Artifacts, blur, and noise are the common distortions degrading MRI images during the acquisition process, and deep neural networks have been demonstrated to help in improving image quality. To well exploit global structural information and self-similarity details, we propose a novel MR image enhancement network, named Feedback Graph Attention Convolutional Network (FB-GACN). As a key innovation, we consider the global structure of an image by building a graph network from image sub-regions that we consider to be node features, linking them non-locally according to their similarity. The proposed model consists of three main parts: 1) The parallel graph similarity branch and content branch, where the graph similarity branch aims at exploiting the similarity and symmetry across different image sub-regions in low-resolution feature space and provides additional priors for the content branch to enhance texture details. 2) A feedback mechanism with a recurrent structure to refine low-level representations with high-level information and generate powerful high-level texture details by handling the feedback connections. 3) A reconstruction to remove the artifacts and recover super-resolution images by using the estimated sub-region self-similarity priors obtained from the graph similarity branch. We evaluate our method on two image enhancement tasks: i) cross-protocol super resolution of diffusion MRI; ii) artifact removal of FLAIR MR images. Experimental results demonstrate that the proposed algorithm outperforms the state-of-the-art methods.

Cite this Paper


BibTeX
@InProceedings{pmlr-v143-hu21a, title = {Feedback Graph Attention Convolutional Network for {MR} Images Enhancement by Exploring Self-Similarity Features}, author = {Hu, Xiaobin and Yan, Yanyang and Ren, Wenqi and Li, Hongwei and Bayat, Amirhossein and Zhao, Yu and Menze, Bjoern}, booktitle = {Proceedings of the Fourth Conference on Medical Imaging with Deep Learning}, pages = {327--337}, year = {2021}, editor = {Heinrich, Mattias and Dou, Qi and de Bruijne, Marleen and Lellmann, Jan and Schläfer, Alexander and Ernst, Floris}, volume = {143}, series = {Proceedings of Machine Learning Research}, month = {07--09 Jul}, publisher = {PMLR}, pdf = {https://proceedings.mlr.press/v143/hu21a/hu21a.pdf}, url = {https://proceedings.mlr.press/v143/hu21a.html}, abstract = {Artifacts, blur, and noise are the common distortions degrading MRI images during the acquisition process, and deep neural networks have been demonstrated to help in improving image quality. To well exploit global structural information and self-similarity details, we propose a novel MR image enhancement network, named Feedback Graph Attention Convolutional Network (FB-GACN).
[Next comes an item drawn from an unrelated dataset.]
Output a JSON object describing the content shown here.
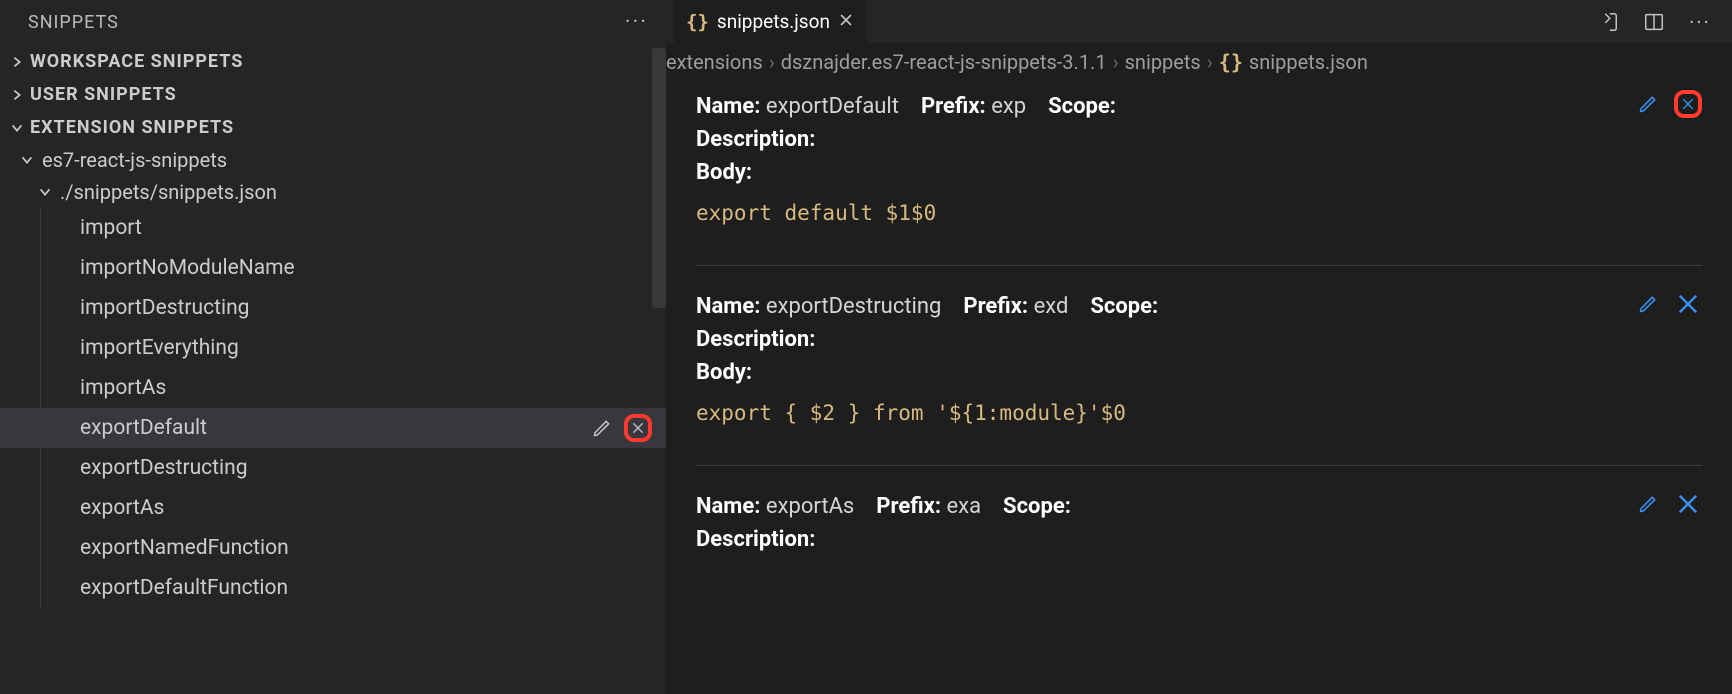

As a key innovation, we consider the global structure of an image by building a graph network from image sub-regions that we consider to be node features, linking them non-locally according to their similarity. The proposed model consists of three main parts: 1) The parallel graph similarity branch and content branch, where the graph similarity branch aims at exploiting the similarity and symmetry across different image sub-regions in low-resolution feature space and provides additional priors for the content branch to enhance texture details. 2) A feedback mechanism with a recurrent structure to refine low-level representations with high-level information and generate powerful high-level texture details by handling the feedback connections. 3) A reconstruction to remove the artifacts and recover super-resolution images by using the estimated sub-region self-similarity priors obtained from the graph similarity branch. We evaluate our method on two image enhancement tasks: i) cross-protocol super resolution of diffusion MRI; ii) artifact removal of FLAIR MR images. Experimental results demonstrate that the proposed algorithm outperforms the state-of-the-art methods.} }
Endnote
%0 Conference Paper %T Feedback Graph Attention Convolutional Network for MR Images Enhancement by Exploring Self-Similarity Features %A Xiaobin Hu %A Yanyang Yan %A Wenqi Ren %A Hongwei Li %A Amirhossein Bayat %A Yu Zhao %A Bjoern Menze %B Proceedings of the Fourth Conference on Medical Imaging with Deep Learning %C Proceedings of Machine Learning Research %D 2021 %E Mattias Heinrich %E Qi Dou %E Marleen de Bruijne %E Jan Lellmann %E Alexander Schläfer %E Floris Ernst %F pmlr-v143-hu21a %I PMLR %P 327--337 %U https://proceedings.mlr.press/v143/hu21a.html %V 143 %X Artifacts, blur, and noise are the common distortions degrading MRI images during the acquisition process, and deep neural networks have been demonstrated to help in improving image quality. To well exploit global structural information and self-similarity details, we propose a novel MR image enhancement network, named Feedback Graph Attention Convolutional Network (FB-GACN). As a key innovation, we consider the global structure of an image by building a graph network from image sub-regions that we consider to be node features, linking them non-locally according to their similarity. The proposed model consists of three main parts: 1) The parallel graph similarity branch and content branch, where the graph similarity branch aims at exploiting the similarity and symmetry across different image sub-regions in low-resolution feature space and provides additional priors for the content branch to enhance texture details. 2) A feedback mechanism with a recurrent structure to refine low-level representations with high-level information and generate powerful high-level texture details by handling the feedback connections. 3) A reconstruction to remove the artifacts and recover super-resolution images by using the estimated sub-region self-similarity priors obtained from the graph similarity branch. We evaluate our method on two image enhancement tasks: i) cross-protocol super resolution of diffusion MRI; ii) artifact removal of FLAIR MR images. Experimental results demonstrate that the proposed algorithm outperforms the state-of-the-art methods.
APA
Hu, X., Yan, Y., Ren, W., Li, H., Bayat, A., Zhao, Y. & Menze, B.. (2021). Feedback Graph Attention Convolutional Network for MR Images Enhancement by Exploring Self-Similarity Features. Proceedings of the Fourth Conference on Medical Imaging with Deep Learning, in Proceedings of Machine Learning Research 143:327-337 Available from https://proceedings.mlr.press/v143/hu21a.html.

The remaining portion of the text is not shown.